ST Opinion: Why AI Summaries Pose a Danger to Learning
Source: The Straits Times
More than 60% of Google searches now end without users clicking on a link, as AI-generated summaries replace the exploratory journey of traditional search. An ST op-ed argues this shift is quietly eroding how we learn.

More than 60% of Google searches in the United States now end without the user clicking on a link, according to a Straits Times opinion piece published Friday. We type a question, read an artificial intelligence-generated summary of the results and leave with our answer — but the article argues that this efficiency comes at a hidden cost to learning.
The piece, written by Anne-Laure Le Cunff for ST's Opinion section, contends that AI tools like Claude, ChatGPT and Perplexity are compressing what used to be a meandering journey through the internet into an immediate arrival at a destination. The explorative phase of searching — clicking through links, stumbling onto unexpected pages, following a reference that leads somewhere unplanned — is disappearing, and with it, the serendipitous learning that made the web a powerful educational tool.

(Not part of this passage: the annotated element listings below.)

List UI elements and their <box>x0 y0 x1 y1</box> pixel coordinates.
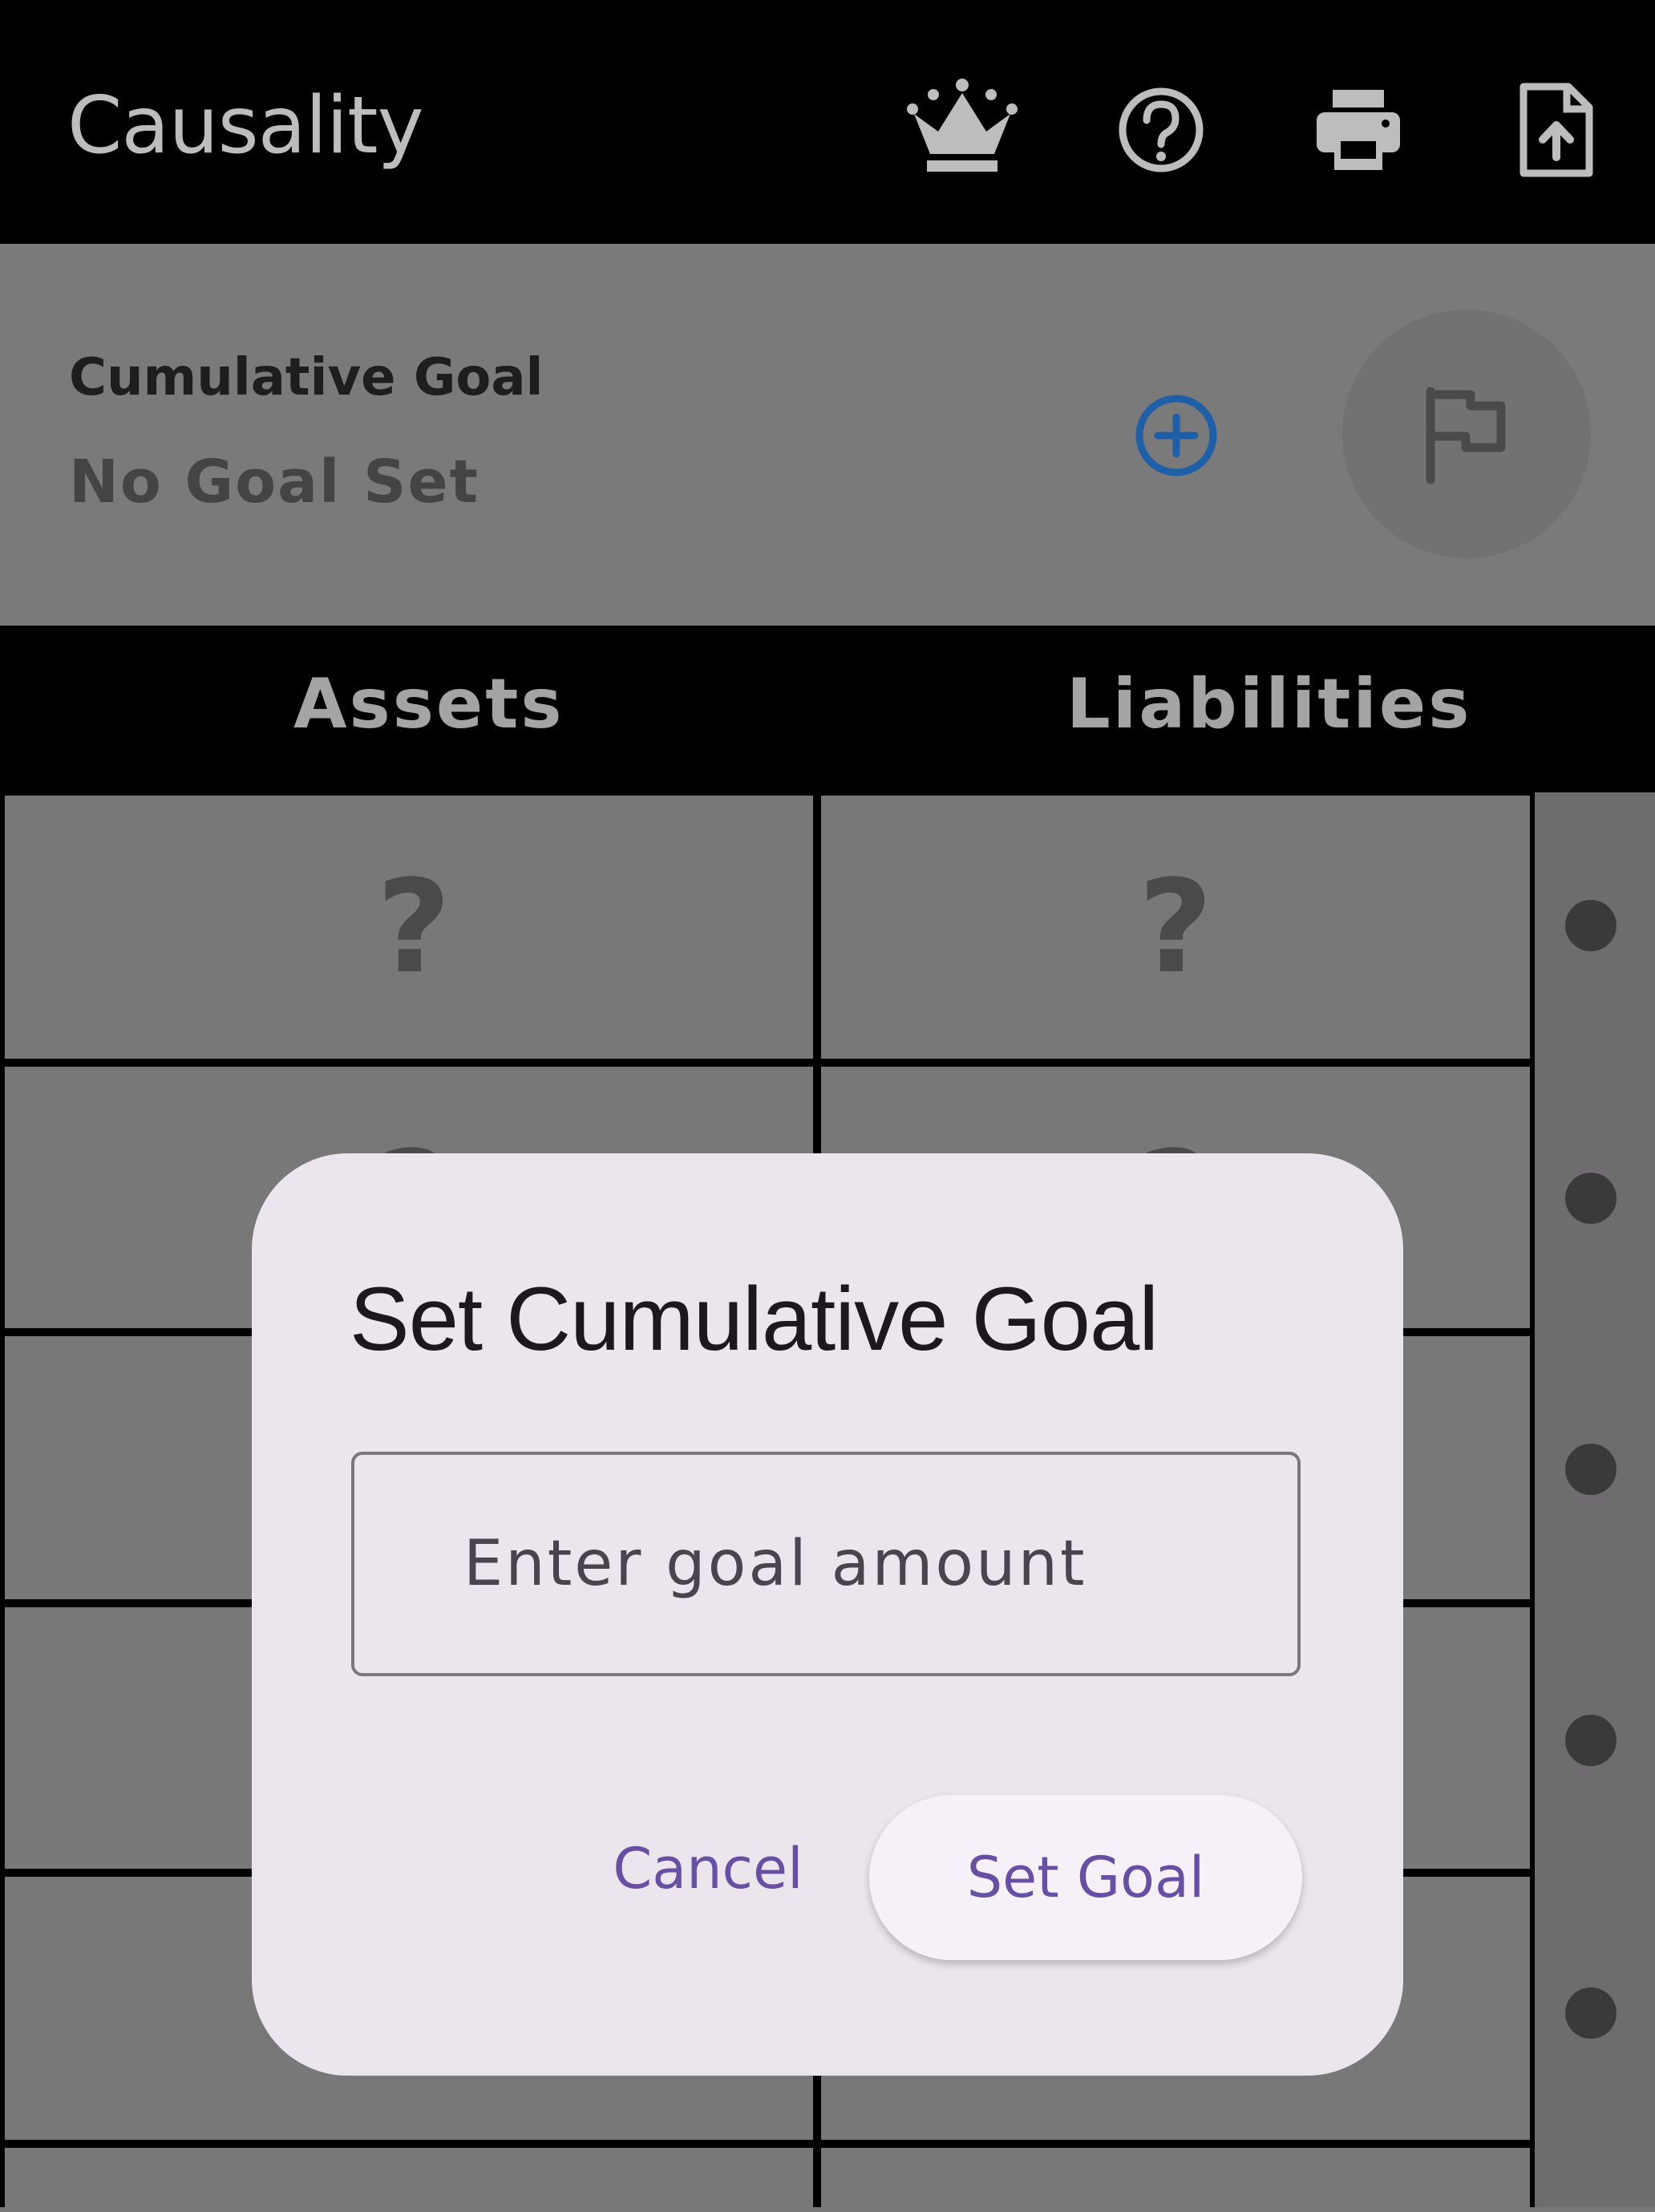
row-handle[interactable] <box>1565 900 1617 951</box>
cancel-button[interactable]: Cancel <box>576 1797 840 1941</box>
empty-placeholder: ? <box>376 852 451 1002</box>
empty-placeholder: ? <box>1138 852 1213 1002</box>
app-title: Causality <box>67 80 424 172</box>
crown-icon[interactable] <box>906 74 1018 186</box>
tab-liabilities[interactable]: Liabilities <box>1066 664 1471 744</box>
goal-panel: Cumulative Goal No Goal Set <box>0 244 1655 626</box>
asset-cell[interactable] <box>5 2148 813 2212</box>
row-handle[interactable] <box>1565 1715 1617 1766</box>
row-handle[interactable] <box>1565 1173 1617 1224</box>
set-goal-dialog: Set Cumulative Goal Cancel Set Goal <box>252 1153 1403 2076</box>
dialog-title: Set Cumulative Goal <box>350 1269 1159 1369</box>
add-circle-icon[interactable] <box>1132 391 1220 480</box>
row-handle[interactable] <box>1565 1444 1617 1495</box>
tab-bar: Assets Liabilities <box>0 626 1655 792</box>
app-bar: Causality <box>0 0 1655 244</box>
row-handle-rail <box>1535 792 1655 2207</box>
liability-cell[interactable]: ? <box>821 796 1530 1059</box>
tab-assets[interactable]: Assets <box>293 664 564 744</box>
print-icon[interactable] <box>1302 74 1414 186</box>
help-icon[interactable] <box>1105 74 1217 186</box>
flag-button[interactable] <box>1342 310 1591 558</box>
row-handle[interactable] <box>1565 1987 1617 2039</box>
goal-label: Cumulative Goal <box>69 348 544 407</box>
flag-icon <box>1426 387 1506 484</box>
liability-cell[interactable] <box>821 2148 1530 2212</box>
goal-amount-input[interactable] <box>351 1452 1301 1676</box>
goal-value: No Goal Set <box>69 448 480 517</box>
export-file-icon[interactable] <box>1499 74 1612 186</box>
set-goal-button[interactable]: Set Goal <box>869 1795 1302 1960</box>
asset-cell[interactable]: ? <box>5 796 813 1059</box>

This shift has particular significance for Singapore, where digital literacy and lifelong learning are central to the national agenda. With SkillsFuture and other government initiatives pushing continuous upskilling, the reliance on AI summaries rather than deep exploration could have implications for how Singaporeans absorb and retain new knowledge. The article raises questions about whether convenience is coming at the expense of critical thinking, especially for younger learners who have grown up with AI-powered search as the default.
The piece also highlights a broader tension: AI makes experienced workers more productive while potentially reducing the opportunities for less experienced ones to develop foundational skills. In a labour market where AI disruption is specifically hitting entry-level roles hardest, the loss of exploratory learning could compound the challenge of building deep expertise in a new generation of professionals.
Why it matters for Singapore: As a nation that has bet heavily on education and lifelong learning as economic drivers, Singapore cannot afford to let AI summarisation tools quietly erode the depth of its workforce's understanding. The ST opinion piece serves as a timely reminder that in the rush to adopt AI for productivity gains, we risk sacrificing the exploratory habits that build genuine expertise — a trade-off that Singapore's skills-focused economy should take seriously.